Epic Games Store shuts down blockchain games with ‘bad behavior’

The Epic Games Store won’t think twice about removing blockchain games if developers or publishers show any kind of “bad behavior,” a senior official has revealed. Given that the storefront has become the largest PC gaming platform to accept such products after Steam announced an almost blanket ban on blockchain games at the end of 2021, the Fortnite maker’s evolving attitude to the sector could affect the future of the entire niche.

Along with Valve, Xbox has also previously expressed doubts about blockchain gaming. But their opinions on NFTs and related technologies do not match the fact that Microsoft just invested in South Korean crypto game maker Wemade.

Despite this, one of the most popular franchises has already expressed a de facto disapproval of blockchain gaming in the wake of Mojang’s announcement that Minecraft will not support it in the summer of 2022. Epic is perhaps the biggest public champion of this new technology among major game distributors , with Sony and Nintendo still seeming uncertain about the gaming possibilities.

Why does it matter

Why it matters: Despite the money and publicity surrounding it, most traditional gaming markets have banned or excluded crypto-based games. As a result, one of their biggest testing grounds is now the store owned by the Fortnite developers.

Epic’s store currently has five crypto games on its marketplace and is “close to 20” in the pipeline, Epic store manager Steve Allison tells Axios. Epic neither produces nor publishes any.

Blanko’s Block Party, a social multiplayer game from Mythical Games, debuted on Epic’s store in September as the first blockchain game on the market.

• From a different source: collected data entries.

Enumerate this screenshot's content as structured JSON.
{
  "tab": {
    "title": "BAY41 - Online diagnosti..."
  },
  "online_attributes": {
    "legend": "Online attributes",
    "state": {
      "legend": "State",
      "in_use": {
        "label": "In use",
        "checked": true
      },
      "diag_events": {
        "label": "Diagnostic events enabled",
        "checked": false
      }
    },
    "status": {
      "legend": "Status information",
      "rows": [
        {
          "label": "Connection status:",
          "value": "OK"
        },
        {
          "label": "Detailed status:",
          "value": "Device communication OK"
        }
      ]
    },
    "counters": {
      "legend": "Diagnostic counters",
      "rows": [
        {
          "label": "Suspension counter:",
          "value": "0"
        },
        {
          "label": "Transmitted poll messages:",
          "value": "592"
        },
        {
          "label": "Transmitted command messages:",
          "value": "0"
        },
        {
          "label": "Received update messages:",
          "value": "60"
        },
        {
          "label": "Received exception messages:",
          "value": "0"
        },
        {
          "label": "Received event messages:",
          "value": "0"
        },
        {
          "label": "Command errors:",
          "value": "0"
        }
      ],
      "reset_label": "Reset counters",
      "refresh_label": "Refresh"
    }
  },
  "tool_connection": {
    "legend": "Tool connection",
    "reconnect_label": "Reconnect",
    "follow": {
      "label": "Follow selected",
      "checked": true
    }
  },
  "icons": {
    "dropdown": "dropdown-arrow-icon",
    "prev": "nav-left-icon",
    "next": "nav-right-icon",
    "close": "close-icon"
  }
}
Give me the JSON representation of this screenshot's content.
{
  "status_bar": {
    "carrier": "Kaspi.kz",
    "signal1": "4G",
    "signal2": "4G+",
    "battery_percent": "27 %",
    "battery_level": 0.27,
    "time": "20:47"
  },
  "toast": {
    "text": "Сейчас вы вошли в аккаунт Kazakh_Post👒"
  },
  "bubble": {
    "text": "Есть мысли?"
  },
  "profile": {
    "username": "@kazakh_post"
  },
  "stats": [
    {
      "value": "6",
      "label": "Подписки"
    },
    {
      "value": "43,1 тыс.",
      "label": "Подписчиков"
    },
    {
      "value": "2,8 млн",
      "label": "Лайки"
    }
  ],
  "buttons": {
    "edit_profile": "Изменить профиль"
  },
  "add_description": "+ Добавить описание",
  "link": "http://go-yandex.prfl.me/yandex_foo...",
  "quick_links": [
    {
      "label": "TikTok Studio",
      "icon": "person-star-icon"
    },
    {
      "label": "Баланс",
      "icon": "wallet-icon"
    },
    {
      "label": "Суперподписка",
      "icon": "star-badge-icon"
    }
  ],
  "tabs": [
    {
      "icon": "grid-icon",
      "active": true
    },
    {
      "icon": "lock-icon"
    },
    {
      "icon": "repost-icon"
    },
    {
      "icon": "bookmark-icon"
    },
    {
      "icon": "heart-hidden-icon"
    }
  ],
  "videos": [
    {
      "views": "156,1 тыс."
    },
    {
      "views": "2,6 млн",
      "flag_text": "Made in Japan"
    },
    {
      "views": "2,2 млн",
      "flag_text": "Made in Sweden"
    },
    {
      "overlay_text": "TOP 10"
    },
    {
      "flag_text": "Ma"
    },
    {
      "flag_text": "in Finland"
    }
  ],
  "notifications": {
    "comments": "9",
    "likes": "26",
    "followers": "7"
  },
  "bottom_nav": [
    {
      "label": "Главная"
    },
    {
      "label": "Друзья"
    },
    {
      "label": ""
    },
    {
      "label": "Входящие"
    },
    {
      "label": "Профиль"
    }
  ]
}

Although Epic does not provide usage statistics, Allison stated that the game is “very well played” and that the metaverse platform Core, another cryptocurrency game on the store, is “doing pretty well.”

Commercialization and prohibition of gambling

Square Enix, whose outgoing CEO recently stated that the company plans to commercialize game applications of digital ledgers within a year, may be the source of at least one of the planned blockchain games. As for this latest batch of releases, Allison claimed that Blako’s Block Party, a free-to-play social sandbox that debuted in September 2022, is performing “very well” without providing specific download numbers.

Combining this with the fact that the developer of Fortnite continues to give publishers full control over blockchain transactions and fraud detection, it seems that the Epic Games Store’s current limited use of this market is still very far from a given in the long run. Nevertheless, Epic CEO Tim Sweeney insists that Valve’s early ban on blockchain games had nothing to do with choosing the most consumer-friendly policy and was solely focused on preventing any game from monetizing by avoiding Steam’s 30% cut off all transactions and that’s it. decentralized systems work by nature.